Hoover sought change through entrepreneurship

June 12, 2006

BY MICHAEL KRAUSS

You meet unusual people at awards ceremonies. The scene was the recent Cato Institute dinner at the Drake Hotel, where Cato presented the Milton Friedman Prize for Advancing Liberty. The prize went to Mart Laar, former prime minister of Estonia, who adopted a flat tax that rejuvenated his economy after years of communist rule.

Hoping to meet Laar, I bumped into Gary Hoover. It led to a conversation about entrepreneurship and the world economy.

Hoover, 55, is the University of Chicago-trained entrepreneur who studied under three Nobel laureates in economics -- George Stigler, Milton Friedman and Robert Fogel -- but cut classes to mind his entrepreneurial ventures.

"They hadn't won their prizes yet," says Hoover who attended the university from 1969 to 1973, earning a degree in economics. At a time when students were protesting Vietnam, Hoover believed he could change the world though entrepreneurship.

"In 1970, people thought I was nuts," Hoover says.

Not crazy anymore

When Hoover meets students today they don't think he's crazy.

"Worldwide, people understand entrepreneurship is powerful stuff," Hoover says.

He travels the globe lecturing on entrepreneurship. "I spoke in Australia, Calcutta, Mumbai, Singapore, Hong Kong, Manila, Jakarta, Marrakesh, Paris, Guatemala, Costa Rica, Mexico, Canada and across the U.S.," Hoover says.

He caught the entrepreneurial bug early in life. At school he ran concession stands. Then he launched a charter-bus service and later a discount book business.

In 1982, he built BOOKSTOP, a forerunner of today's destination bookstores. In 1989 he sold BOOKSTOP to Barnes & Noble.

"They added the coffee shop and the mahogany," says Hoover, who was among the first to stay open long hours, carry a wide selection, and offer many titles below list.

Hoover is best known for creating Hoovers.com, the online business information service that went public in the summer of 1999 and was later sold to Dun & Bradstreet. Hoover launched the company in 1990 to provide paper-based business reference books. "We wanted to create the 'Webster's of Business,' " he says.

After selling Hoovers.com, Hoover put up his profits and his house to launch TravelFest, the first travel superstore.

"It had books, maps, luggage, video rentals, a currency exchange, tickets, reservations, cruises, Euro rail passes -- you name it," Hoover says of his failed company.

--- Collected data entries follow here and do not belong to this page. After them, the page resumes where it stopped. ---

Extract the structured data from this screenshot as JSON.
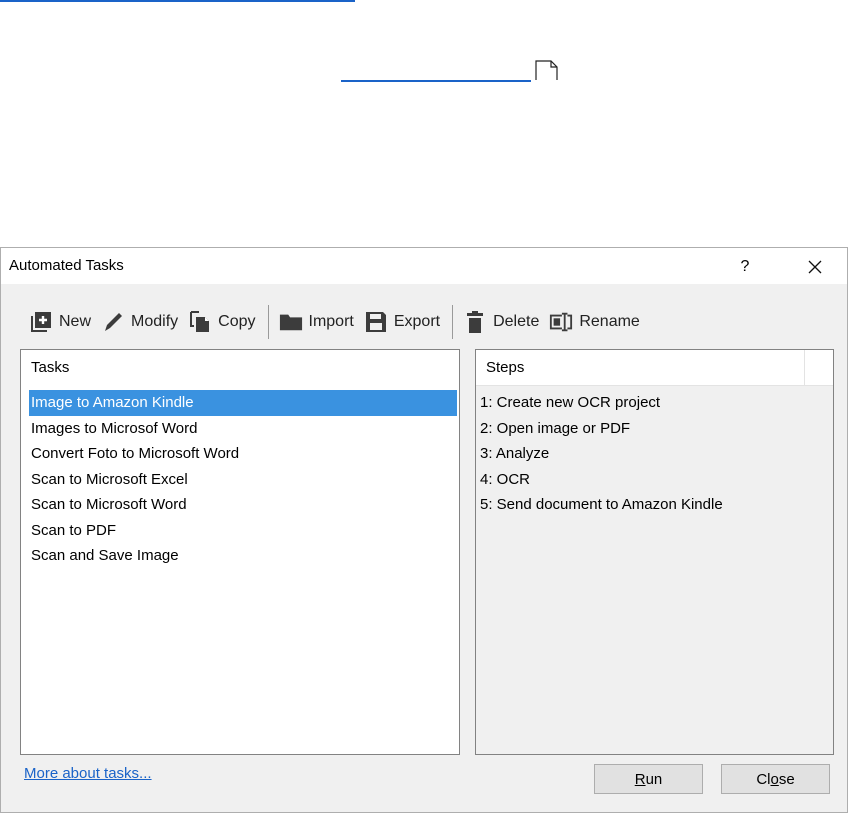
{
  "dialog": {
    "title": "Automated Tasks",
    "help_label": "?"
  },
  "toolbar": {
    "items": [
      {
        "label": "New",
        "icon": "add-icon"
      },
      {
        "label": "Modify",
        "icon": "pencil-icon"
      },
      {
        "label": "Copy",
        "icon": "copy-icon"
      },
      {
        "label": "Import",
        "icon": "folder-icon"
      },
      {
        "label": "Export",
        "icon": "save-icon"
      },
      {
        "label": "Delete",
        "icon": "trash-icon"
      },
      {
        "label": "Rename",
        "icon": "rename-icon"
      }
    ]
  },
  "tasks": {
    "header": "Tasks",
    "items": [
      "Image to Amazon Kindle",
      "Images to Microsof Word",
      "Convert Foto to Microsoft Word",
      "Scan to Microsoft Excel",
      "Scan to Microsoft Word",
      "Scan to PDF",
      "Scan and Save Image"
    ],
    "selected_index": 0
  },
  "steps": {
    "header": "Steps",
    "items": [
      "1: Create new OCR project",
      "2: Open image or PDF",
      "3: Analyze",
      "4: OCR",
      "5: Send document to Amazon Kindle"
    ]
  },
  "footer": {
    "more_link": "More about tasks...",
    "run_pre": "",
    "run_key": "R",
    "run_post": "un",
    "close_pre": "Cl",
    "close_key": "o",
    "close_post": "se"
  },
  "colors": {
    "selection": "#3a92e0",
    "link": "#1a63c8",
    "icon": "#3c3c3c"
  }
}
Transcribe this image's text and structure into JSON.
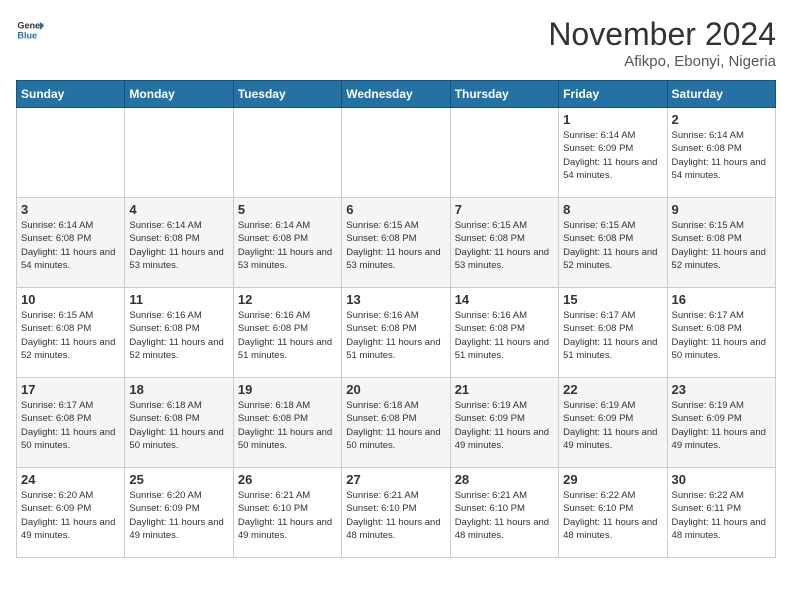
{
  "header": {
    "logo_line1": "General",
    "logo_line2": "Blue",
    "month_title": "November 2024",
    "location": "Afikpo, Ebonyi, Nigeria"
  },
  "days_of_week": [
    "Sunday",
    "Monday",
    "Tuesday",
    "Wednesday",
    "Thursday",
    "Friday",
    "Saturday"
  ],
  "weeks": [
    [
      {
        "day": "",
        "sunrise": "",
        "sunset": "",
        "daylight": ""
      },
      {
        "day": "",
        "sunrise": "",
        "sunset": "",
        "daylight": ""
      },
      {
        "day": "",
        "sunrise": "",
        "sunset": "",
        "daylight": ""
      },
      {
        "day": "",
        "sunrise": "",
        "sunset": "",
        "daylight": ""
      },
      {
        "day": "",
        "sunrise": "",
        "sunset": "",
        "daylight": ""
      },
      {
        "day": "1",
        "sunrise": "Sunrise: 6:14 AM",
        "sunset": "Sunset: 6:09 PM",
        "daylight": "Daylight: 11 hours and 54 minutes."
      },
      {
        "day": "2",
        "sunrise": "Sunrise: 6:14 AM",
        "sunset": "Sunset: 6:08 PM",
        "daylight": "Daylight: 11 hours and 54 minutes."
      }
    ],
    [
      {
        "day": "3",
        "sunrise": "Sunrise: 6:14 AM",
        "sunset": "Sunset: 6:08 PM",
        "daylight": "Daylight: 11 hours and 54 minutes."
      },
      {
        "day": "4",
        "sunrise": "Sunrise: 6:14 AM",
        "sunset": "Sunset: 6:08 PM",
        "daylight": "Daylight: 11 hours and 53 minutes."
      },
      {
        "day": "5",
        "sunrise": "Sunrise: 6:14 AM",
        "sunset": "Sunset: 6:08 PM",
        "daylight": "Daylight: 11 hours and 53 minutes."
      },
      {
        "day": "6",
        "sunrise": "Sunrise: 6:15 AM",
        "sunset": "Sunset: 6:08 PM",
        "daylight": "Daylight: 11 hours and 53 minutes."
      },
      {
        "day": "7",
        "sunrise": "Sunrise: 6:15 AM",
        "sunset": "Sunset: 6:08 PM",
        "daylight": "Daylight: 11 hours and 53 minutes."
      },
      {
        "day": "8",
        "sunrise": "Sunrise: 6:15 AM",
        "sunset": "Sunset: 6:08 PM",
        "daylight": "Daylight: 11 hours and 52 minutes."
      },
      {
        "day": "9",
        "sunrise": "Sunrise: 6:15 AM",
        "sunset": "Sunset: 6:08 PM",
        "daylight": "Daylight: 11 hours and 52 minutes."
      }
    ],
    [
      {
        "day": "10",
        "sunrise": "Sunrise: 6:15 AM",
        "sunset": "Sunset: 6:08 PM",
        "daylight": "Daylight: 11 hours and 52 minutes."
      },
      {
        "day": "11",
        "sunrise": "Sunrise: 6:16 AM",
        "sunset": "Sunset: 6:08 PM",
        "daylight": "Daylight: 11 hours and 52 minutes."
      },
      {
        "day": "12",
        "sunrise": "Sunrise: 6:16 AM",
        "sunset": "Sunset: 6:08 PM",
        "daylight": "Daylight: 11 hours and 51 minutes."
      },
      {
        "day": "13",
        "sunrise": "Sunrise: 6:16 AM",
        "sunset": "Sunset: 6:08 PM",
        "daylight": "Daylight: 11 hours and 51 minutes."
      },
      {
        "day": "14",
        "sunrise": "Sunrise: 6:16 AM",
        "sunset": "Sunset: 6:08 PM",
        "daylight": "Daylight: 11 hours and 51 minutes."
      },
      {
        "day": "15",
        "sunrise": "Sunrise: 6:17 AM",
        "sunset": "Sunset: 6:08 PM",
        "daylight": "Daylight: 11 hours and 51 minutes."
      },
      {
        "day": "16",
        "sunrise": "Sunrise: 6:17 AM",
        "sunset": "Sunset: 6:08 PM",
        "daylight": "Daylight: 11 hours and 50 minutes."
      }
    ],
    [
      {
        "day": "17",
        "sunrise": "Sunrise: 6:17 AM",
        "sunset": "Sunset: 6:08 PM",
        "daylight": "Daylight: 11 hours and 50 minutes."
      },
      {
        "day": "18",
        "sunrise": "Sunrise: 6:18 AM",
        "sunset": "Sunset: 6:08 PM",
        "daylight": "Daylight: 11 hours and 50 minutes."
      },
      {
        "day": "19",
        "sunrise": "Sunrise: 6:18 AM",
        "sunset": "Sunset: 6:08 PM",
        "daylight": "Daylight: 11 hours and 50 minutes."
      },
      {
        "day": "20",
        "sunrise": "Sunrise: 6:18 AM",
        "sunset": "Sunset: 6:08 PM",
        "daylight": "Daylight: 11 hours and 50 minutes."
      },
      {
        "day": "21",
        "sunrise": "Sunrise: 6:19 AM",
        "sunset": "Sunset: 6:09 PM",
        "daylight": "Daylight: 11 hours and 49 minutes."
      },
      {
        "day": "22",
        "sunrise": "Sunrise: 6:19 AM",
        "sunset": "Sunset: 6:09 PM",
        "daylight": "Daylight: 11 hours and 49 minutes."
      },
      {
        "day": "23",
        "sunrise": "Sunrise: 6:19 AM",
        "sunset": "Sunset: 6:09 PM",
        "daylight": "Daylight: 11 hours and 49 minutes."
      }
    ],
    [
      {
        "day": "24",
        "sunrise": "Sunrise: 6:20 AM",
        "sunset": "Sunset: 6:09 PM",
        "daylight": "Daylight: 11 hours and 49 minutes."
      },
      {
        "day": "25",
        "sunrise": "Sunrise: 6:20 AM",
        "sunset": "Sunset: 6:09 PM",
        "daylight": "Daylight: 11 hours and 49 minutes."
      },
      {
        "day": "26",
        "sunrise": "Sunrise: 6:21 AM",
        "sunset": "Sunset: 6:10 PM",
        "daylight": "Daylight: 11 hours and 49 minutes."
      },
      {
        "day": "27",
        "sunrise": "Sunrise: 6:21 AM",
        "sunset": "Sunset: 6:10 PM",
        "daylight": "Daylight: 11 hours and 48 minutes."
      },
      {
        "day": "28",
        "sunrise": "Sunrise: 6:21 AM",
        "sunset": "Sunset: 6:10 PM",
        "daylight": "Daylight: 11 hours and 48 minutes."
      },
      {
        "day": "29",
        "sunrise": "Sunrise: 6:22 AM",
        "sunset": "Sunset: 6:10 PM",
        "daylight": "Daylight: 11 hours and 48 minutes."
      },
      {
        "day": "30",
        "sunrise": "Sunrise: 6:22 AM",
        "sunset": "Sunset: 6:11 PM",
        "daylight": "Daylight: 11 hours and 48 minutes."
      }
    ]
  ]
}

"That's the way it goes," Hoover says without remorse. "I don't live in that big, beautiful house anymore. I started several companies. One failed. One was sold. One went public and then got bought. It's never the same pattern. I'd rather have them go public or get sold than go broke."

Hoover's new venture is StoryStores. It's a for-profit museum concept aimed at aging baby boomers. Hoover says aging boomers have sufficient time and money, and seek thought-provoking experiences.

Hoover has advice for June grads and aspiring entrepreneurs: "Successful entrepreneurship starts with curiosity and looking in places where nobody else is looking. Find something you love and where you have skills that match with people's needs. That is the core of it."

WiTi Women

Who are Chicago's top women in technology? Women in Technology International (WiTi) is seeking nominations for its 2006 Excellence in Corporate IT Leadership award. Nominees must be corporate IT leaders making a significant contribution to their company's business and tech strategy while also contributing on a civic leadership and a mentorship level.

Past winners include: MPEA CIO Ellen Barry, Allstate CIO Catherine Brune, former Aon CIO June Drewry, UIC CIO Joy Keeler, JPMorgan Chase divisional chief operations officer Maureen Osborne and Motorola CTO Padmasree Warrior.

"This award shines a spotlight on leaders whose achievements might otherwise have been left in the shadows," says Marian Cook, CEO of Ageos and organizer of the competition. Go to www.witi.com/chicago to nominate a candidate.

Innovate Illinois

State finalists in the Innovate Illinois competition square off Thursday at the University of Illinois at Chicago. The program is organized by Chicago Community Ventures to foster innovation and to recognize breakthrough small businesses across the state.

Michael Krauss is a Chicago area tech writer and consultant.